Still, the rate of women quitting Samaan’s training programmes is up to 25 per cent, with some withdrawn by their families to do domestic work like childcare or household chores.
In Uttar Pradesh’s Mirzapur district, Ms Usha Bharti was lucky to have her family’s support when she signed up for a programme in 2023 that trains women to drive electric rickshaws.
Launched by Development Alternatives in 2022, a social enterprise based in Delhi, the programme is a wider effort to promote safe mobility for females and empower them socio-economically through NTLs.
Ms Bharti, 32, is now able to boost her family’s income and support the education of her three children. She earns around 15,000 rupees (S$232) a month, a similar amount to what her husband, also an e-rickshaw driver, earns.
Today, she zips across roads in and around Rajpur Amghat village in her red rickshaw, negotiating not just deep potholes but also entrenched patriarchy.
While learning how to drive was no challenge for her, it took a while to get used to the derisive stares and comments from locals in this largely rural area.
“People would say, ‘Look, a woman is driving a rickshaw... God knows what will happen next’,” she recollected.
“I felt a bit odd, but then I thought, what does it matter what people say or think? We need to be concerned with ourselves, we should run our rickshaw and focus on our work,” said Ms Bharti.
Tackling such regressive attitudes head on has made her feel like Lakshmibai Newalkar, the legendary 19th-century queen of Jhansi in Uttar Pradesh, who confronted British colonial forces on the battlefield, she said.
“It has really increased my courage... I can talk to people, meet them, and go wherever I want.
“My biggest happiness is that I have learnt how to drive an e-rickshaw and I am keeping my children happy. I am earning money and getting them educated. I have become competent.”
Another advantage is that she gets paid on the spot by passengers, unlike when working in home-based businesses where clients often insist on paying later.
Around 110 women from low-income groups in Mirzapur district today drive their own e-rickshaws, which they bought with low-interest loans.
“As proud pioneers, these women provide a safety net for women entrepreneurs, and school and college-going girls,” said Ms Kanika Verma, vice-president at Development Alternatives.
The goal is to scale this up to 1,000 “e-rickshaw entrepreneurs” across four districts of Uttar Pradesh by June 2025.
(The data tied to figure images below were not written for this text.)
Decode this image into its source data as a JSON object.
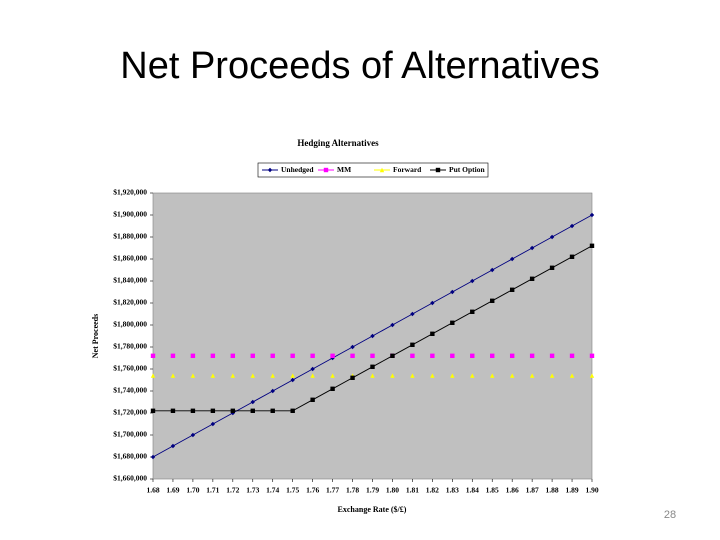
{
  "slide_title": "Net Proceeds of Alternatives",
  "page_number": "28",
  "chart_data": {
    "type": "line",
    "title": "Hedging Alternatives",
    "x_label": "Exchange Rate ($/£)",
    "y_label": "Net Proceeds",
    "categories": [
      "1.68",
      "1.69",
      "1.70",
      "1.71",
      "1.72",
      "1.73",
      "1.74",
      "1.75",
      "1.76",
      "1.77",
      "1.78",
      "1.79",
      "1.80",
      "1.81",
      "1.82",
      "1.83",
      "1.84",
      "1.85",
      "1.86",
      "1.87",
      "1.88",
      "1.89",
      "1.90"
    ],
    "series": [
      {
        "name": "Unhedged",
        "color": "#000080",
        "marker": "diamond",
        "line": true,
        "values": [
          1680000,
          1690000,
          1700000,
          1710000,
          1720000,
          1730000,
          1740000,
          1750000,
          1760000,
          1770000,
          1780000,
          1790000,
          1800000,
          1810000,
          1820000,
          1830000,
          1840000,
          1850000,
          1860000,
          1870000,
          1880000,
          1890000,
          1900000
        ]
      },
      {
        "name": "MM",
        "color": "#ff00ff",
        "marker": "square",
        "line": false,
        "values": [
          1772000,
          1772000,
          1772000,
          1772000,
          1772000,
          1772000,
          1772000,
          1772000,
          1772000,
          1772000,
          1772000,
          1772000,
          1772000,
          1772000,
          1772000,
          1772000,
          1772000,
          1772000,
          1772000,
          1772000,
          1772000,
          1772000,
          1772000
        ]
      },
      {
        "name": "Forward",
        "color": "#ffff00",
        "marker": "triangle",
        "line": false,
        "values": [
          1754000,
          1754000,
          1754000,
          1754000,
          1754000,
          1754000,
          1754000,
          1754000,
          1754000,
          1754000,
          1754000,
          1754000,
          1754000,
          1754000,
          1754000,
          1754000,
          1754000,
          1754000,
          1754000,
          1754000,
          1754000,
          1754000,
          1754000
        ]
      },
      {
        "name": "Put Option",
        "color": "#000000",
        "marker": "square",
        "line": true,
        "values": [
          1722000,
          1722000,
          1722000,
          1722000,
          1722000,
          1722000,
          1722000,
          1722000,
          1732000,
          1742000,
          1752000,
          1762000,
          1772000,
          1782000,
          1792000,
          1802000,
          1812000,
          1822000,
          1832000,
          1842000,
          1852000,
          1862000,
          1872000
        ]
      }
    ],
    "ylim": [
      1660000,
      1920000
    ],
    "yticks": [
      {
        "value": 1660000,
        "label": "$1,660,000"
      },
      {
        "value": 1680000,
        "label": "$1,680,000"
      },
      {
        "value": 1700000,
        "label": "$1,700,000"
      },
      {
        "value": 1720000,
        "label": "$1,720,000"
      },
      {
        "value": 1740000,
        "label": "$1,740,000"
      },
      {
        "value": 1760000,
        "label": "$1,760,000"
      },
      {
        "value": 1780000,
        "label": "$1,780,000"
      },
      {
        "value": 1800000,
        "label": "$1,800,000"
      },
      {
        "value": 1820000,
        "label": "$1,820,000"
      },
      {
        "value": 1840000,
        "label": "$1,840,000"
      },
      {
        "value": 1860000,
        "label": "$1,860,000"
      },
      {
        "value": 1880000,
        "label": "$1,880,000"
      },
      {
        "value": 1900000,
        "label": "$1,900,000"
      },
      {
        "value": 1920000,
        "label": "$1,920,000"
      }
    ],
    "plot_background": "#c0c0c0"
  }
}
These women have formed a support group and are training others to become e-rickshaw drivers and, if needed, convince their families to allow them to step out and work.
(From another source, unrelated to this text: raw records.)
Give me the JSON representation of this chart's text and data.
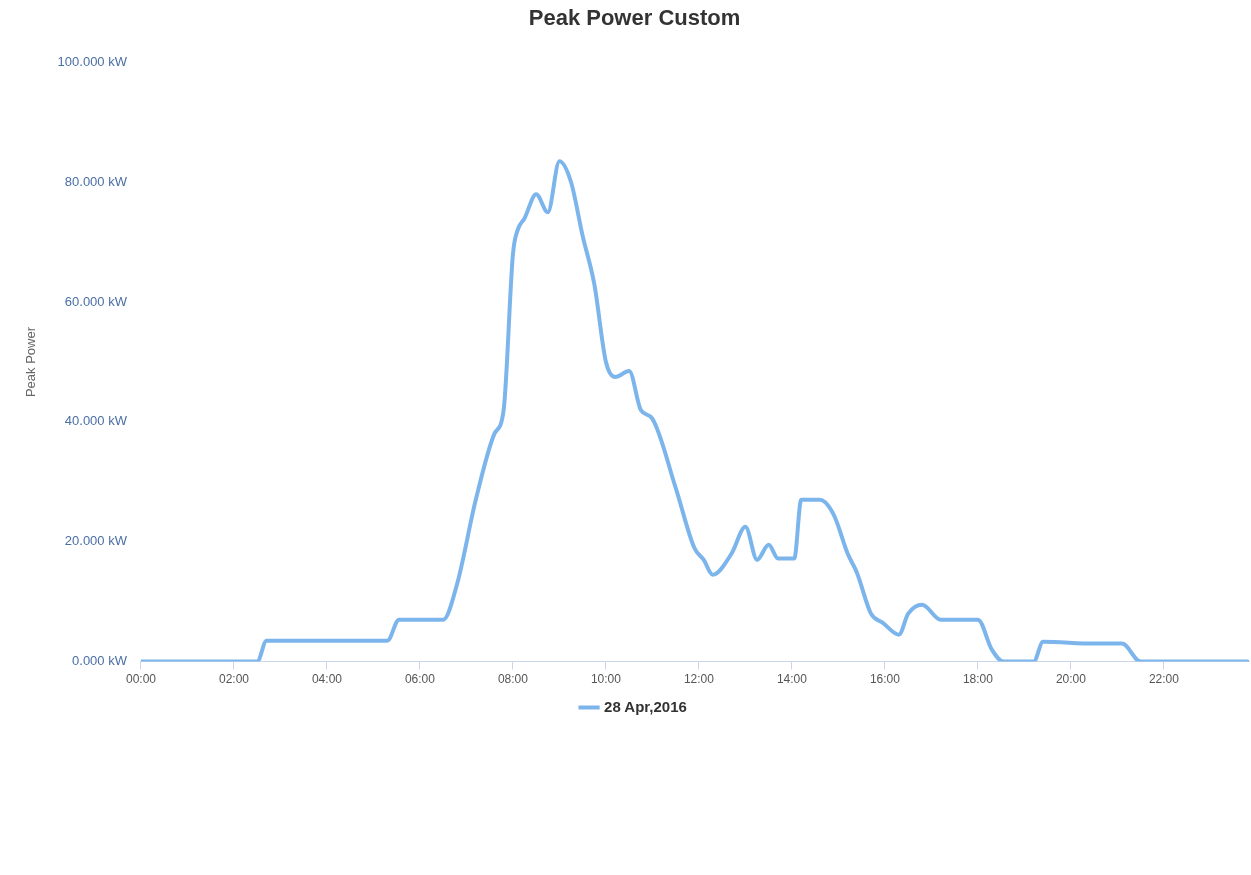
{
  "chart_data": {
    "type": "line",
    "title": "Peak Power Custom",
    "ylabel": "Peak Power",
    "x": [
      0,
      2.5,
      2.7,
      5.3,
      5.55,
      6.5,
      6.8,
      7.2,
      7.6,
      7.8,
      8.0,
      8.1,
      8.25,
      8.5,
      8.75,
      9.0,
      9.25,
      9.5,
      9.75,
      10.0,
      10.2,
      10.5,
      10.75,
      11.0,
      11.5,
      11.9,
      12.1,
      12.3,
      12.7,
      13.0,
      13.25,
      13.5,
      13.7,
      14.05,
      14.2,
      14.6,
      14.9,
      15.2,
      15.4,
      15.7,
      15.95,
      16.3,
      16.5,
      16.8,
      17.2,
      18.0,
      18.3,
      18.55,
      19.2,
      19.4,
      20.5,
      21.1,
      21.5,
      23.8
    ],
    "series": [
      {
        "name": "28 Apr,2016",
        "color": "#7cb5ec",
        "values": [
          0,
          0,
          3.5,
          3.5,
          7,
          7,
          13,
          27,
          38,
          42,
          68,
          72,
          74,
          78,
          75,
          83.5,
          80,
          71,
          63,
          50,
          47.5,
          48.5,
          42,
          40.5,
          29,
          19,
          17,
          14.5,
          18,
          22.5,
          17,
          19.5,
          17.2,
          17.2,
          27,
          27,
          24.5,
          18,
          14.8,
          8,
          6.5,
          4.5,
          8,
          9.5,
          7,
          7,
          2,
          0,
          0,
          3.3,
          3,
          3,
          0,
          0
        ]
      }
    ],
    "xlim": [
      0,
      23.83
    ],
    "xticks": [
      {
        "value": 0,
        "label": "00:00"
      },
      {
        "value": 2,
        "label": "02:00"
      },
      {
        "value": 4,
        "label": "04:00"
      },
      {
        "value": 6,
        "label": "06:00"
      },
      {
        "value": 8,
        "label": "08:00"
      },
      {
        "value": 10,
        "label": "10:00"
      },
      {
        "value": 12,
        "label": "12:00"
      },
      {
        "value": 14,
        "label": "14:00"
      },
      {
        "value": 16,
        "label": "16:00"
      },
      {
        "value": 18,
        "label": "18:00"
      },
      {
        "value": 20,
        "label": "20:00"
      },
      {
        "value": 22,
        "label": "22:00"
      }
    ],
    "ylim": [
      0,
      100
    ],
    "yticks": [
      {
        "value": 0,
        "label": "0.000 kW"
      },
      {
        "value": 20,
        "label": "20.000 kW"
      },
      {
        "value": 40,
        "label": "40.000 kW"
      },
      {
        "value": 60,
        "label": "60.000 kW"
      },
      {
        "value": 80,
        "label": "80.000 kW"
      },
      {
        "value": 100,
        "label": "100.000 kW"
      }
    ],
    "grid": false,
    "legend": "bottom",
    "marker": "none",
    "line_style": "solid"
  }
}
A key reason for choosing e-rickshaws is to break away from the traditional enterprises women usually set up and run in India, and address their desire to do more.
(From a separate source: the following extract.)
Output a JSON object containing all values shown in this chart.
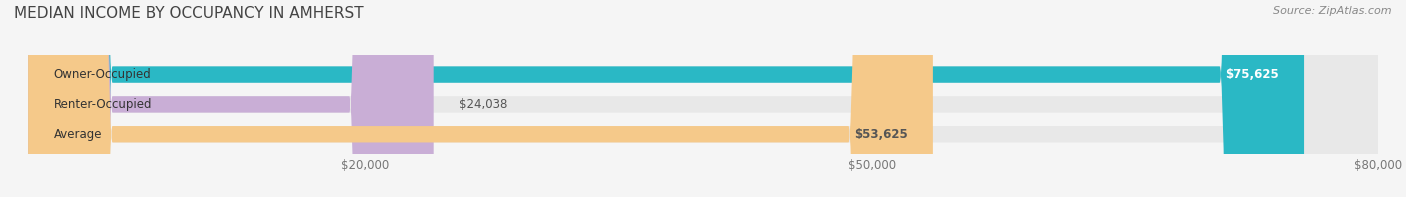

“The narrative that this is all women can do – because they need to be in the house as they don’t have access to safe transport – must be challenged,” Ms Verma told ST.
“So we wanted to flip the question... What if women are at the forefront of safe mobility? What if they are the ones who enable all these other women entrepreneurs to come out of the house and set up their own businesses?” she added.
Mr Shrinivas Rao, national lead of Azad Foundation, a non-profit organisation based in Delhi, said the biggest restriction patriarchy imposes on a woman is mobility, limiting her freedom to exercise her choices.
NTLs undo this by taking women out of “the comfort zone of their homes and exposing them to a challenging territory”.
“And because you are swimming against the tide, it makes you stronger. And this strength gives you the confidence and ability to exercise different choices that you want to make,” he said.
Along with its partners, the foundation has trained around 5,000 women to become taxi, truck and bus drivers since 2008, and helped them secure jobs.
But several challenges still need to be tackled to promote female employment, including something as basic as access to toilets for women.
“Unless and until there are more facilities like childcare facilities, working women hostels, safe and hygienic washrooms, it will be very difficult for women to come into the workforce,” added Mr Rao.